Après une mauvaise campagne 2023-2024, les niveaux de production de semences devraient revenir à la normale pour 2024-2025. Si la filière constate une baisse des surfaces, les rendements « sont au rendez-vous » et « globalement, nous sommes moins en difficulté avec nos productions que l’an passé », a reconnu Olivier Paul, président de l’UFS, le 5 novembre.
Un contexte de marché qui se complexifie
En revanche, du côté des marchés, la situation s’avère de plus en plus tendue. « On reste le premier exportateur mondial, mais on ne sait pas si on pourra encore le dire l’année prochaine », déplore Olivier Paul. « Notre position est sérieusement menacée mais on a du mal à nous croire car on reste premier. Pourtant, ça n’a jamais été aussi difficile », ajoute-t-il.
Si l’Europe reste le premier marché d’exportation pour les semences françaises, les parts de marché gagnées progressivement hors UE depuis plusieurs années s’érodent, en lien avec les tensions géopolitiques et la volonté des pays importateurs d’assurer davantage leur souveraineté alimentaire. En Russie, premier pays d’exportation hors UE, d’importants moyens ont été mis pour passer de 25 % à 75 % de semences russes à horizon 2030, et les exportations françaises y ont reculé de 7 % l’année dernière. En Ukraine, la production semencière s’intensifie également : les importations de semences sont en baisse de 16 %, et les exportations françaises y ont chuté de 105 %, notamment en maïs.
Les relations diplomatiques entraînent également des fermetures de marché, comme en Algérie où les semences d’origine France sont systématiquement refusées, explique Olivier Paul.
En revanche à ce stade, le marché états-unien reste préservé, indiquent les semenciers. « On est nombreux à produire aux États-Unis, en fonction des mesures prises, cela peut affecter les coûts de production », précise cependant le président de l’UFS. Avec 25 M€, les exportations vers les États-Unis ne représentent que 1 % de l’ensemble des exports français de semences, mais la perte de ce marché s’additionnerait aux autres, sans perspective pour se développer rapidement ailleurs.
Car exporter vers de nouveaux territoires demande des investissements et du temps. « On a une génétique adaptée aux conditions climatiques qui sont les nôtres », explique Olivier Paul. « Développer de nouveaux marchés, par exemple en Afrique, demande une adaptation, une organisation, il faut mesurer ce qui fonctionne ou non et faire les modifications, ce qui prend quelques années », poursuit-il. « Il faut prendre en compte aussi la dimension logistique qui rend impossible d’être compétitif sur de longues distances, donc il faut produire sur place », ajoute Rémi Bastien, vice-président de l’UFS.

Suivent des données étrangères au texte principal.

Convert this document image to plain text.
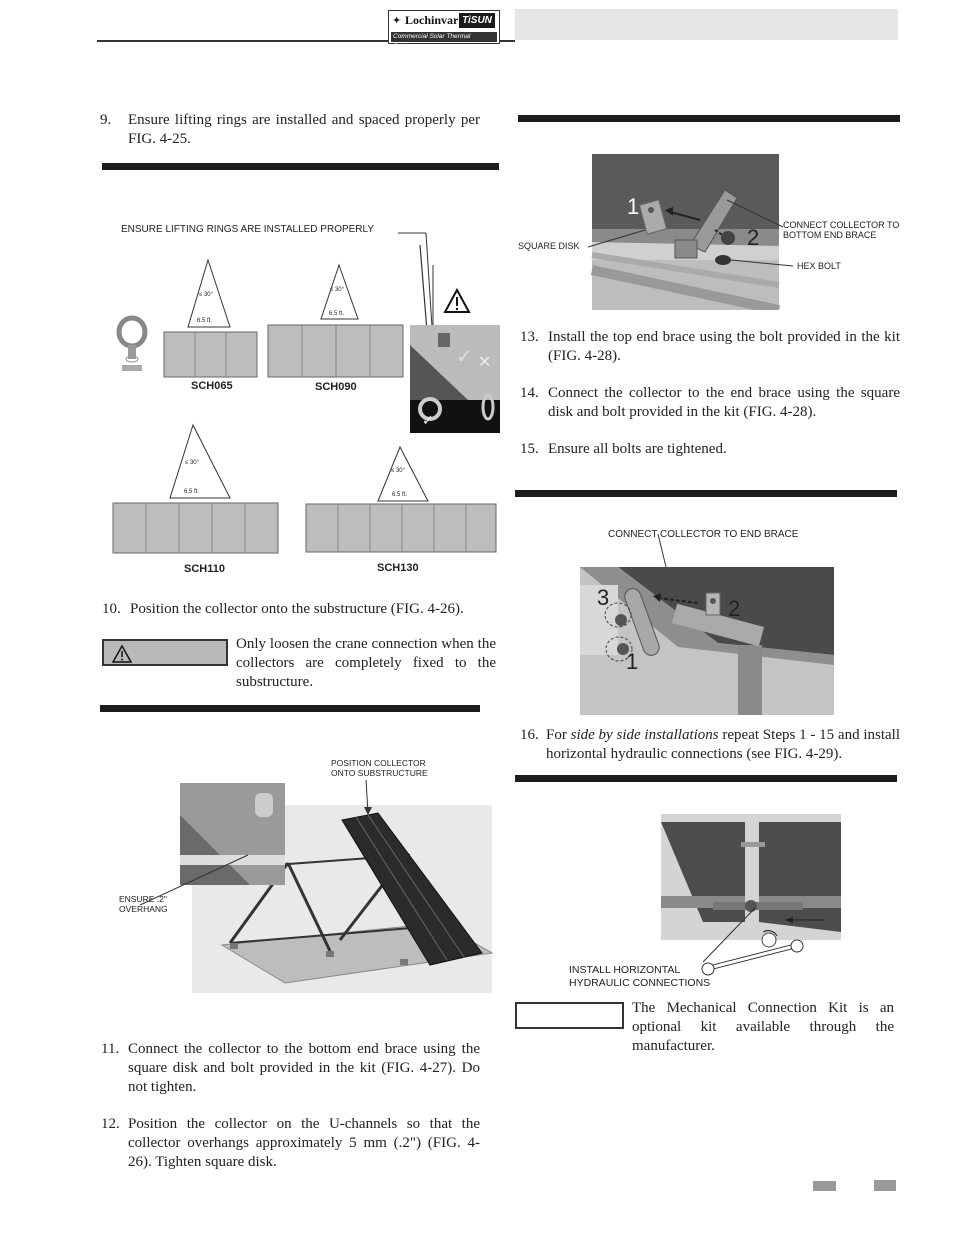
✦ Lochinvar TiSUN
Commercial Solar Thermal Systems
9. Ensure lifting rings are installed and spaced properly per FIG. 4-25.
✓ ✕
✓
ENSURE LIFTING RINGS ARE INSTALLED PROPERLY
≤ 30°
6.5 ft.
≤ 30°
6.5 ft.
≤ 30°
6.5 ft.
≤ 30°
6.5 ft.
SCH065	SCH090
SCH110	SCH130
10. Position the collector onto the substructure (FIG. 4-26).
Only loosen the crane connection when the collectors are completely fixed to the substructure.
POSITION COLLECTOR ONTO SUBSTRUCTURE
ENSURE .2" OVERHANG
11. Connect the collector to the bottom end brace using the square disk and bolt provided in the kit (FIG. 4-27). Do not tighten.
12. Position the collector on the U-channels so that the collector overhangs approximately 5 mm (.2") (FIG. 4-26). Tighten square disk.
1
2
SQUARE DISK
CONNECT COLLECTOR TO BOTTOM END BRACE
HEX BOLT
13. Install the top end brace using the bolt provided in the kit (FIG. 4-28).
14. Connect the collector to the end brace using the square disk and bolt provided in the kit (FIG. 4-28).
15. Ensure all bolts are tightened.
3	2
1
CONNECT COLLECTOR TO END BRACE
16. For side by side installations repeat Steps 1 - 15 and install horizontal hydraulic connections (see FIG. 4-29).
INSTALL HORIZONTAL HYDRAULIC CONNECTIONS
The Mechanical Connection Kit is an optional kit available through the manufacturer.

Crédit impôt recherche, NGT : des leviers pour innover
Dans ces conditions, l’UFS insiste d’autant plus sur l’importance de maintenir le Crédit Impôt Recherche, tous les ans menacé et déjà réduit l’an passé. « Ces rabots ne nous permettent pas d’augmenter notre effort et posent la question de l’effort actuel, dans un contexte mondial où ces dispositifs d’aide à la recherche existent partout », explique Olivier Paul. Le Crédit d’impôt recherche a également permis, par le passé, d’attirer un certain nombre d’opérateurs étrangers en France, ajoute Rémi Bastien. Sans cette aide, la question va se poser de localiser les entreprises ailleurs, puisqu’il y a des pays où cela revient moins cher, avec des aides plus intéressantes, explique l’UFS.
Côté européen, les semenciers espèrent un texte final sur la réglementation européenne concernant les NGT avant fin décembre, date du changement de présidence du Conseil de l’UE. Aujourd’hui, « c’est compliqué d’investir dans les NGT en se disant qu’on ne pourra pas rentabiliser sur notre marché principal (ndlr : l’Union européenne) », explique Olivier Paul, mais il s’agit aussi de « répondre aux besoins actuels de nos marchés actuels ; à l’international, ils avancent et demain, on n’aura plus une offre compétitive pour nos propres marchés », ajoute-t-il. « La problématique aujourd’hui, c’est celle de la visibilité », abonde Rémi Bastien, et « tout cela touche à l’innovation, qui est le point important pour avoir une dynamique à l’export », insiste-t-il.